2021年09月28日 | パーキンソン病
最新号のCell誌に驚くべき写真がありました.パーキンソン病はαシヌクレイン(αSyn)というタンパク質が凝集することで発症すると考えられています.脳内に常駐する免疫細胞ミクログリアは,このαSynを分解しようとしますが,今回,その仕組みが報告されました.まずミクログリアはαSynを迅速に取り込みます.しかし取り組むにつれ分解能力は低下するだけでなく,炎症性サイトカインや活性酸素種を放出し,自身の細胞死につながります.これを防ぐため,瀕死のミクログリアの周りに元気なミクログリアが集まり,トンネル状の連絡路(ナノチューブ)によって繋がります.図の緑がαSyn,青がミクログリアの核,赤がミクログリアの細胞骨格のFアクチンを示しますが,αSynを取り込んだ中央下のミクログリアの周囲に元気なミクログリアが複数集まって,連絡路でつながっています.



ミクログリアたちの協力など見るのは初めてですが,驚くのはその連絡路を使って,瀕死のミクログリアは元気なミクログリアにαSynを送り込み,分解の手助けをしてもらっているというのです.その結果,αSynが減少すると,瀕死のミクログリアの炎症性変化は軽減し,細胞死が起きにくくなります.さらに,元気なミクログリアは,その連絡路を使って,瀕死のミクログリアにミトコンドリアを送り込むのだそうです(ミトコンドリアは細胞にエネルギーを供給します).

一方,家族性パーキンソン病(PARK8)を引き起こす遺伝子変異LRRK2 G2019Sでは,αSynの分解能が低下していることが知られていましたが,この変異を持つミクログリアでは,上記の連絡路を介するαSynの分解が損なわれていることが示されました.孤発性パーキンソン病でもミクログリアの分解能の個人差が影響しているのかもしれません.本研究はパーキンソン病のみならず神経変性疾患全体にも影響を与える重大な発見です.今後,神経変性疾患研究はミクログリアを標的とした神経炎症の研究,つまり免疫学的アプローチによる病態・治療研究に移行していく可能性があります.

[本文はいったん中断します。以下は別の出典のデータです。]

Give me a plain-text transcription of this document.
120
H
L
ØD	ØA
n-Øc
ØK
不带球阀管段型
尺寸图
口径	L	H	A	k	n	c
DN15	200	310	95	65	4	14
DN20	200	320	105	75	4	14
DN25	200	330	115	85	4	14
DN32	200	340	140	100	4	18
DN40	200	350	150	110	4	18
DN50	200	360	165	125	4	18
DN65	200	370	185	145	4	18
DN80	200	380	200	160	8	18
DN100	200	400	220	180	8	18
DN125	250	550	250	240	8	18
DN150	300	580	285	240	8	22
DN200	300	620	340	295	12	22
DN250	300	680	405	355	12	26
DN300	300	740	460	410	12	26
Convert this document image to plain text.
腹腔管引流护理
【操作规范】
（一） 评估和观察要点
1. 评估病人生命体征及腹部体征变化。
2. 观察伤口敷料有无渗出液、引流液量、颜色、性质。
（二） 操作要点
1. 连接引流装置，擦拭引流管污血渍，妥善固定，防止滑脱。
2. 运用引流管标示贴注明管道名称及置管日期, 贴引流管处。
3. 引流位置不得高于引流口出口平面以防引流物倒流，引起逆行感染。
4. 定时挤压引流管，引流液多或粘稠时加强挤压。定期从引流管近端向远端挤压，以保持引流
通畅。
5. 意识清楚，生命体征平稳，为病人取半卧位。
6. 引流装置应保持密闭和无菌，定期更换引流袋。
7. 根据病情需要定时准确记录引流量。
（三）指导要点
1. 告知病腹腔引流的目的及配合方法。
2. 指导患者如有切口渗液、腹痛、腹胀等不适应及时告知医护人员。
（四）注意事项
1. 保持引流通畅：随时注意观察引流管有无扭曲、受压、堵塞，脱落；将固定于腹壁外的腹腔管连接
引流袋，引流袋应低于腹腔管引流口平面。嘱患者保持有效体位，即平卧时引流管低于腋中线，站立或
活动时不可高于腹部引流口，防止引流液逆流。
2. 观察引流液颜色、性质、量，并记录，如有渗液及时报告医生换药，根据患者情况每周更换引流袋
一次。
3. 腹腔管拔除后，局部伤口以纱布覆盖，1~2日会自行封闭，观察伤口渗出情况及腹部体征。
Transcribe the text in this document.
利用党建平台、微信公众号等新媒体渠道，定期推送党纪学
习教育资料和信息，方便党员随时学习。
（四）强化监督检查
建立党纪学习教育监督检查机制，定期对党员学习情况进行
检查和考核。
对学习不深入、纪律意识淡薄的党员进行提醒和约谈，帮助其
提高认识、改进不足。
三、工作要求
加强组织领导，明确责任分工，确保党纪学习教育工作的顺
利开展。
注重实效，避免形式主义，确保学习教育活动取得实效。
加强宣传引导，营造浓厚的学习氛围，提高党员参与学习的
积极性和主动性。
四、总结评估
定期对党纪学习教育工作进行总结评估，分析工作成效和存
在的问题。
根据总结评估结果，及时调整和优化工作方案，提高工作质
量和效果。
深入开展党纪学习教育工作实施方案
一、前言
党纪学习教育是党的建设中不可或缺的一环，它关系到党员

Microglia jointly degrade fibrillar alpha-synuclein cargo by distribution through tunneling nanotubes. Cell. 2021 Sep 21:S0092-8674(21)01054-0.(doi.org/10.1016/j.cell.2021.09.007)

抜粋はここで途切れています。